The meat in this is the best sort they have, my friend told me.

Then, to my dismay, for I thought that with dinner we may have escaped the ritual, the man again placed glasses in front of himself and I, and taking the bottle poured a measure into both of them, and raising them we drank a silent toast.

And suddenly I staggered up, and out, into the unlit blackness, trying to trace my path, retrace it, back and forth, trailing by stone walls guiding and blocking my way like a maze god what did I step in a little further surely no wrong way back again here’s a gap sit down on the wall feel the water flushing my face running down my neck now back up again to seek the dunny is that it no it isn’t hello Mr Cow Christ I have to go my groin feels like a bomb that is going to explode there it is duck in down with the fly… and leaning over so my head rested against the splinters of the rough-hewn wall, for it was the only way I could steady myself, I sent another stream out into the world and, I am proud to say, was mostly accurate in hitting the mark beneath me.

When I came back I stumbled across the door and somehow managed to divest myself of shoes clodded with muck while pushing the two dogs away from me. My footwear I placed, very deliberately, on the mud-streaked floor next to the door, and then staggered over to where a mattress with a pillow and sheet had already been placed on the ground.

I fell onto the bed. The world whirled. I shook in an earthquake of languid elasticity as the crust beneath me tossed on the rolling waves of a molten sea, gentle, eternal and sickening.

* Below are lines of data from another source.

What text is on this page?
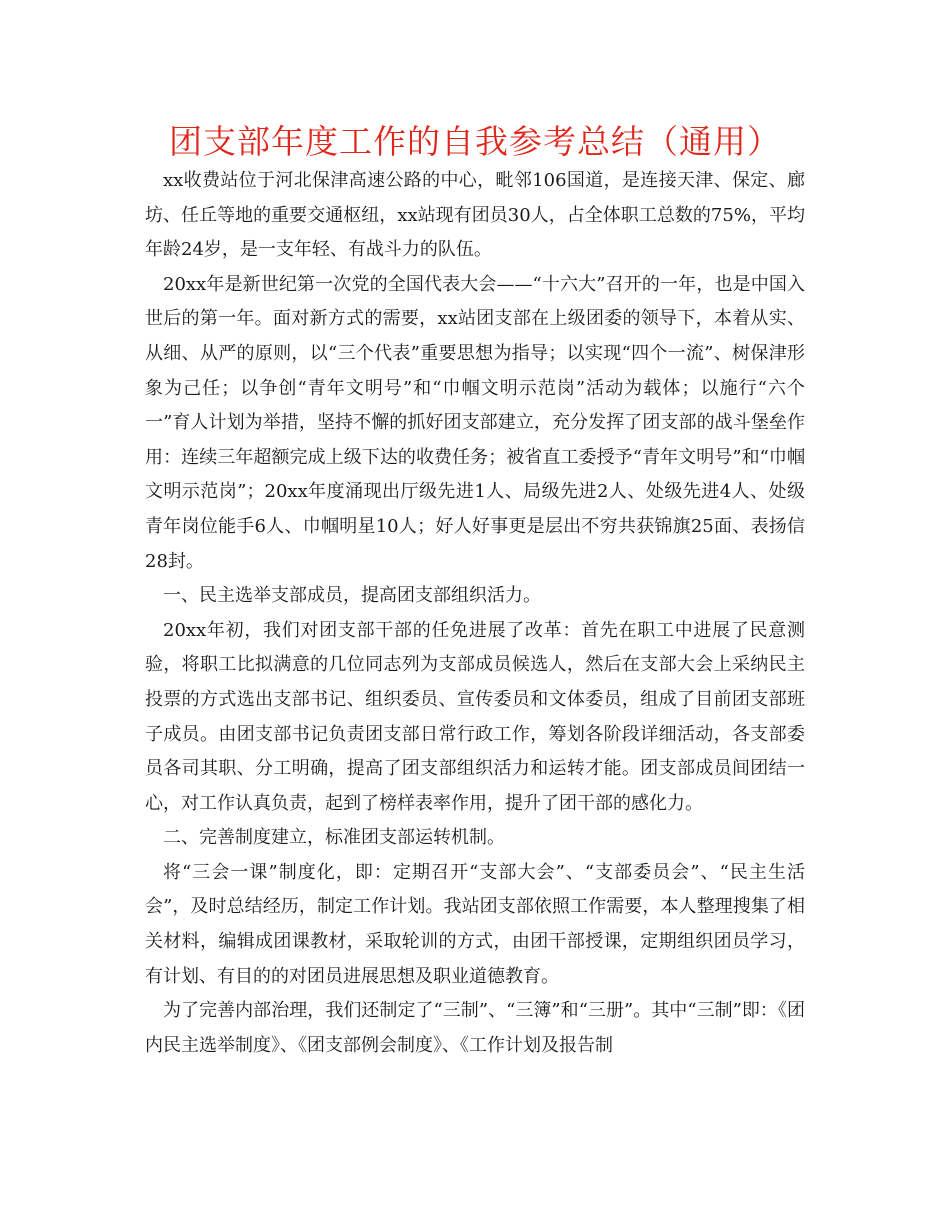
团支部年度工作的自我参考总结（通用）

xx收费站位于河北保津高速公路的中心，毗邻106国道，是连接天津、保定、廊坊、任丘等地的重要交通枢纽，xx站现有团员30人，占全体职工总数的75%，平均年龄24岁，是一支年轻、有战斗力的队伍。

20xx年是新世纪第一次党的全国代表大会——“十六大”召开的一年，也是中国入世后的第一年。面对新方式的需要，xx站团支部在上级团委的领导下，本着从实、从细、从严的原则，以“三个代表”重要思想为指导；以实现“四个一流”、树保津形象为己任；以争创“青年文明号”和“巾帼文明示范岗”活动为载体；以施行“六个一”育人计划为举措，坚持不懈的抓好团支部建立，充分发挥了团支部的战斗堡垒作用：连续三年超额完成上级下达的收费任务；被省直工委授予“青年文明号”和“巾帼文明示范岗”；20xx年度涌现出厅级先进1人、局级先进2人、处级先进4人、处级青年岗位能手6人、巾帼明星10人；好人好事更是层出不穷共获锦旗25面、表扬信28封。

一、民主选举支部成员，提高团支部组织活力。

20xx年初，我们对团支部干部的任免进展了改革：首先在职工中进展了民意测验，将职工比拟满意的几位同志列为支部成员候选人，然后在支部大会上采纳民主投票的方式选出支部书记、组织委员、宣传委员和文体委员，组成了目前团支部班子成员。由团支部书记负责团支部日常行政工作，筹划各阶段详细活动，各支部委员各司其职、分工明确，提高了团支部组织活力和运转才能。团支部成员间团结一心，对工作认真负责，起到了榜样表率作用，提升了团干部的感化力。

二、完善制度建立，标准团支部运转机制。

将“三会一课”制度化，即：定期召开“支部大会”、“支部委员会”、“民主生活会”，及时总结经历，制定工作计划。我站团支部依照工作需要，本人整理搜集了相关材料，编辑成团课教材，采取轮训的方式，由团干部授课，定期组织团员学习，有计划、有目的的对团员进展思想及职业道德教育。

为了完善内部治理，我们还制定了“三制”、“三簿”和“三册”。其中“三制”即：《团内民主选举制度》、《团支部例会制度》、《工作计划及报告制
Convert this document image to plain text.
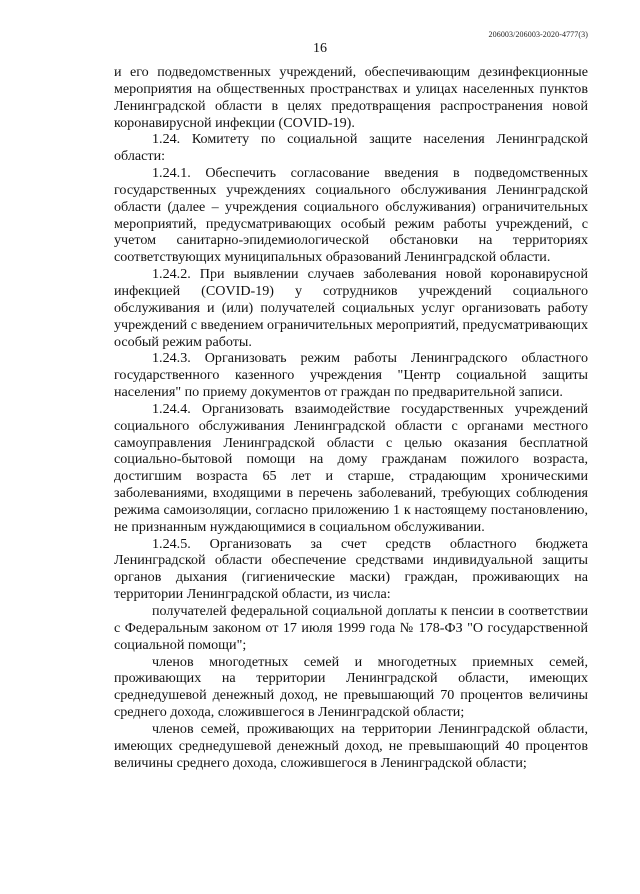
206003/206003-2020-4777(3)
16

и его подведомственных учреждений, обеспечивающим дезинфекционные мероприятия на общественных пространствах и улицах населенных пунктов Ленинградской области в целях предотвращения распространения новой коронавирусной инфекции (COVID-19).

1.24. Комитету по социальной защите населения Ленинградской области:

1.24.1. Обеспечить согласование введения в подведомственных государственных учреждениях социального обслуживания Ленинградской области (далее – учреждения социального обслуживания) ограничительных мероприятий, предусматривающих особый режим работы учреждений, с учетом санитарно-эпидемиологической обстановки на территориях соответствующих муниципальных образований Ленинградской области.

1.24.2. При выявлении случаев заболевания новой коронавирусной инфекцией (COVID-19) у сотрудников учреждений социального обслуживания и (или) получателей социальных услуг организовать работу учреждений с введением ограничительных мероприятий, предусматривающих особый режим работы.

1.24.3. Организовать режим работы Ленинградского областного государственного казенного учреждения "Центр социальной защиты населения" по приему документов от граждан по предварительной записи.

1.24.4. Организовать взаимодействие государственных учреждений социального обслуживания Ленинградской области с органами местного самоуправления Ленинградской области с целью оказания бесплатной социально-бытовой помощи на дому гражданам пожилого возраста, достигшим возраста 65 лет и старше, страдающим хроническими заболеваниями, входящими в перечень заболеваний, требующих соблюдения режима самоизоляции, согласно приложению 1 к настоящему постановлению, не признанным нуждающимися в социальном обслуживании.

1.24.5. Организовать за счет средств областного бюджета Ленинградской области обеспечение средствами индивидуальной защиты органов дыхания (гигиенические маски) граждан, проживающих на территории Ленинградской области, из числа:

получателей федеральной социальной доплаты к пенсии в соответствии с Федеральным законом от 17 июля 1999 года № 178-ФЗ "О государственной социальной помощи";

членов многодетных семей и многодетных приемных семей, проживающих на территории Ленинградской области, имеющих среднедушевой денежный доход, не превышающий 70 процентов величины среднего дохода, сложившегося в Ленинградской области;

членов семей, проживающих на территории Ленинградской области, имеющих среднедушевой денежный доход, не превышающий 40 процентов величины среднего дохода, сложившегося в Ленинградской области;
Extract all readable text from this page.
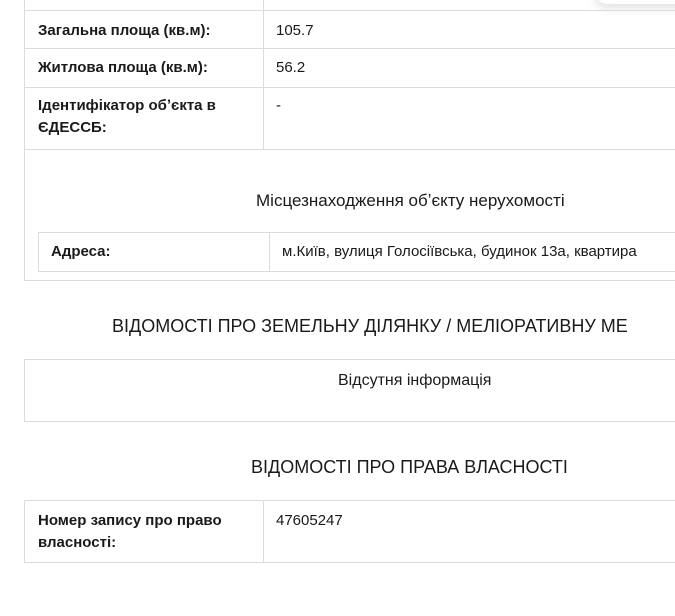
Загальна площа (кв.м):	105.7
Житлова площа (кв.м):	56.2
Ідентифікатор обʼєкта в ЄДЕССБ:
-
Місцезнаходження обʼєкту нерухомості
Адреса:	м.Київ, вулиця Голосіївська, будинок 13а, квартира
ВІДОМОСТІ ПРО ЗЕМЕЛЬНУ ДІЛЯНКУ / МЕЛІОРАТИВНУ МЕ
Відсутня інформація
ВІДОМОСТІ ПРО ПРАВА ВЛАСНОСТІ
Номер запису про право власності:
47605247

So I stared at the whirling ceiling, felt the shifting floor under the thin and dirty mattress, smelt the admixture of smoke and mud, wet dog and stale food, heard the snipes of the ongoing war between our hosts. I tried to hold myself together by imagining the tomorrow when I would be back in my own place and on my own soft bed with a promise that I knew would be broken never to touch alcohol again.

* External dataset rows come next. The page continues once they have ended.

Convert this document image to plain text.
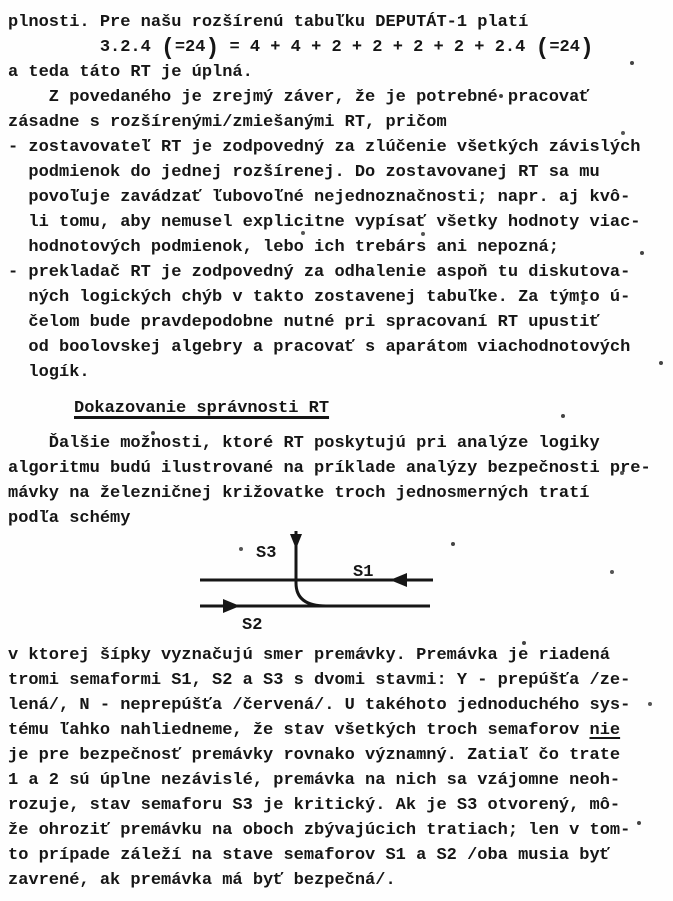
plnosti. Pre našu rozšírenú tabuľku DEPUTÁT-1 platí
3.2.4 (=24) = 4 + 4 + 2 + 2 + 2 + 2 + 2.4 (=24)
a teda táto RT je úplná.
Z povedaného je zrejmý záver, že je potrebné pracovať
zásadne s rozšírenými/zmiešanými RT, pričom
- zostavovateľ RT je zodpovedný za zlúčenie všetkých závislých
podmienok do jednej rozšírenej. Do zostavovanej RT sa mu
povoľuje zavádzať ľubovoľné nejednoznačnosti; napr. aj kvô-
li tomu, aby nemusel explicitne vypísať všetky hodnoty viac-
hodnotových podmienok, lebo ich trebárs ani nepozná;
- prekladač RT je zodpovedný za odhalenie aspoň tu diskutova-
ných logických chýb v takto zostavenej tabuľke. Za týmto ú-
čelom bude pravdepodobne nutné pri spracovaní RT upustiť
od boolovskej algebry a pracovať s aparátom viachodnotových
logík.
Dokazovanie správnosti RT
Ďalšie možnosti, ktoré RT poskytujú pri analýze logiky
algoritmu budú ilustrované na príklade analýzy bezpečnosti pre-
mávky na železničnej križovatke troch jednosmerných tratí
podľa schémy
S3
S1
S2
v ktorej šípky vyznačujú smer premávky. Premávka je riadená
tromi semaformi S1, S2 a S3 s dvomi stavmi: Y - prepúšťa /ze-
lená/, N - neprepúšťa /červená/. U takéhoto jednoduchého sys-
tému ľahko nahliedneme, že stav všetkých troch semaforov nie
je pre bezpečnosť premávky rovnako významný. Zatiaľ čo trate
1 a 2 sú úplne nezávislé, premávka na nich sa vzájomne neoh-
rozuje, stav semaforu S3 je kritický. Ak je S3 otvorený, mô-
že ohroziť premávku na oboch zbývajúcich tratiach; len v tom-
to prípade záleží na stave semaforov S1 a S2 /oba musia byť
zavrené, ak premávka má byť bezpečná/.
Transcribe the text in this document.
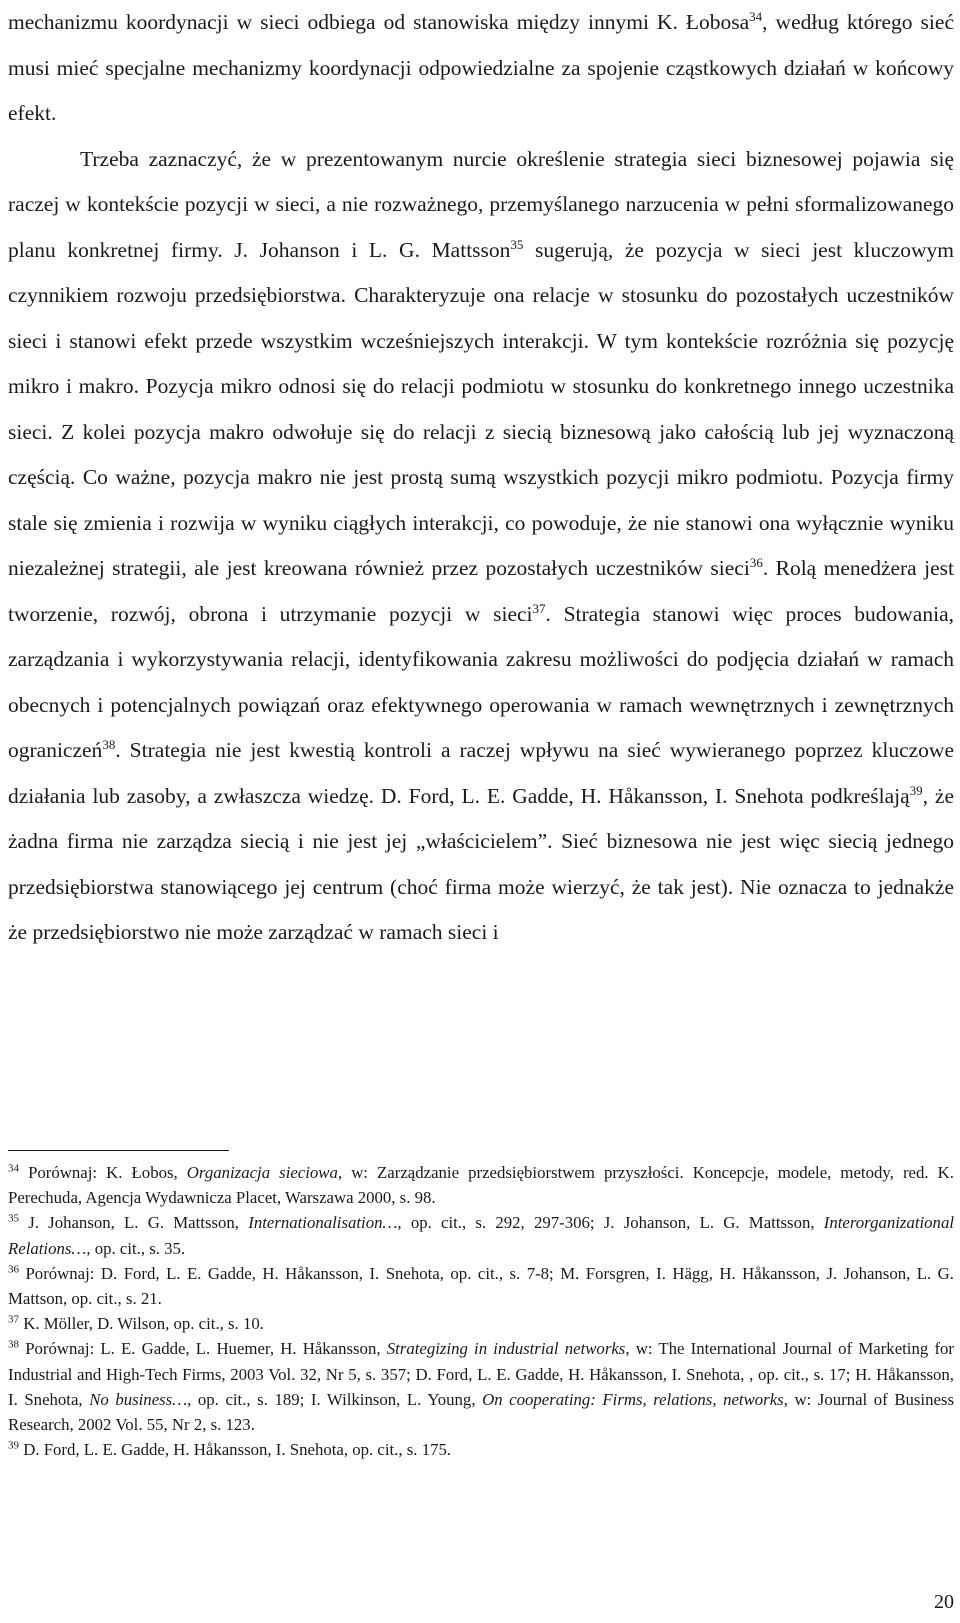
mechanizmu koordynacji w sieci odbiega od stanowiska między innymi K. Łobosa$^{34}$, według którego sieć musi mieć specjalne mechanizmy koordynacji odpowiedzialne za spojenie cząstkowych działań w końcowy efekt.

Trzeba zaznaczyć, że w prezentowanym nurcie określenie strategia sieci biznesowej pojawia się raczej w kontekście pozycji w sieci, a nie rozważnego, przemyślanego narzucenia w pełni sformalizowanego planu konkretnej firmy. J. Johanson i L. G. Mattsson$^{35}$ sugerują, że pozycja w sieci jest kluczowym czynnikiem rozwoju przedsiębiorstwa. Charakteryzuje ona relacje w stosunku do pozostałych uczestników sieci i stanowi efekt przede wszystkim wcześniejszych interakcji. W tym kontekście rozróżnia się pozycję mikro i makro. Pozycja mikro odnosi się do relacji podmiotu w stosunku do konkretnego innego uczestnika sieci. Z kolei pozycja makro odwołuje się do relacji z siecią biznesową jako całością lub jej wyznaczoną częścią. Co ważne, pozycja makro nie jest prostą sumą wszystkich pozycji mikro podmiotu. Pozycja firmy stale się zmienia i rozwija w wyniku ciągłych interakcji, co powoduje, że nie stanowi ona wyłącznie wyniku niezależnej strategii, ale jest kreowana również przez pozostałych uczestników sieci$^{36}$. Rolą menedżera jest tworzenie, rozwój, obrona i utrzymanie pozycji w sieci$^{37}$. Strategia stanowi więc proces budowania, zarządzania i wykorzystywania relacji, identyfikowania zakresu możliwości do podjęcia działań w ramach obecnych i potencjalnych powiązań oraz efektywnego operowania w ramach wewnętrznych i zewnętrznych ograniczeń$^{38}$. Strategia nie jest kwestią kontroli a raczej wpływu na sieć wywieranego poprzez kluczowe działania lub zasoby, a zwłaszcza wiedzę. D. Ford, L. E. Gadde, H. Håkansson, I. Snehota podkreślają$^{39}$, że żadna firma nie zarządza siecią i nie jest jej „właścicielem”. Sieć biznesowa nie jest więc siecią jednego przedsiębiorstwa stanowiącego jej centrum (choć firma może wierzyć, że tak jest). Nie oznacza to jednakże że przedsiębiorstwo nie może zarządzać w ramach sieci i

$^{34}$ Porównaj: K. Łobos, Organizacja sieciowa, w: Zarządzanie przedsiębiorstwem przyszłości. Koncepcje, modele, metody, red. K. Perechuda, Agencja Wydawnicza Placet, Warszawa 2000, s. 98.

$^{35}$ J. Johanson, L. G. Mattsson, Internationalisation…, op. cit., s. 292, 297-306; J. Johanson, L. G. Mattsson, Interorganizational Relations…, op. cit., s. 35.

$^{36}$ Porównaj: D. Ford, L. E. Gadde, H. Håkansson, I. Snehota, op. cit., s. 7-8; M. Forsgren, I. Hägg, H. Håkansson, J. Johanson, L. G. Mattson, op. cit., s. 21.

$^{37}$ K. Möller, D. Wilson, op. cit., s. 10.

$^{38}$ Porównaj: L. E. Gadde, L. Huemer, H. Håkansson, Strategizing in industrial networks, w: The International Journal of Marketing for Industrial and High-Tech Firms, 2003 Vol. 32, Nr 5, s. 357; D. Ford, L. E. Gadde, H. Håkansson, I. Snehota, , op. cit., s. 17; H. Håkansson, I. Snehota, No business…, op. cit., s. 189; I. Wilkinson, L. Young, On cooperating: Firms, relations, networks, w: Journal of Business Research, 2002 Vol. 55, Nr 2, s. 123.

$^{39}$ D. Ford, L. E. Gadde, H. Håkansson, I. Snehota, op. cit., s. 175.

20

The telly was switched off. Into my ears came a silence that was loud and hammering and seemed to claw at my drums. My friend lay down on the mattress beside me. I turned my head, saw the woman sitting in the kitchen working with a needle on some material, the man still on the sofa, a glass in his hand, quiet now, a glazed stare blind to its cast.

I thought of how this was not the day I had woken up to, of how, had it not been for the rain, I would now be in a hotel in that town however much further down the road it was, sober… soberish, listening to the songs that had bought me from Dana’s unit into this place so far from my home, having met at last the singer whose voice had enraptured me long ago and had drawn me to this hut, so close and yet beyond reach. Like the beckoning croon of the sirens calling me up that road I could hear him now, that voice of sunlight upon warming fields, singing a tune I heard many times, a tale whose words I could not understand but knew to be of hopes for love and life and the beauty of mountains and valleys and the grasslands swept over by eagles. I heard it my head, began humming it along to myself, wanting almost to cry, until it slowly came to me, this sedate revelation, that it was not in my head that I heard the song. It was here in this room, with me.

I turned my head. The man was singing. He sang with the glass in his hand and the glass in his gaze, staring at nothing, until he had finished his song, then he finished his drink, rose, stumbled to his bed, fell into it and ended his day.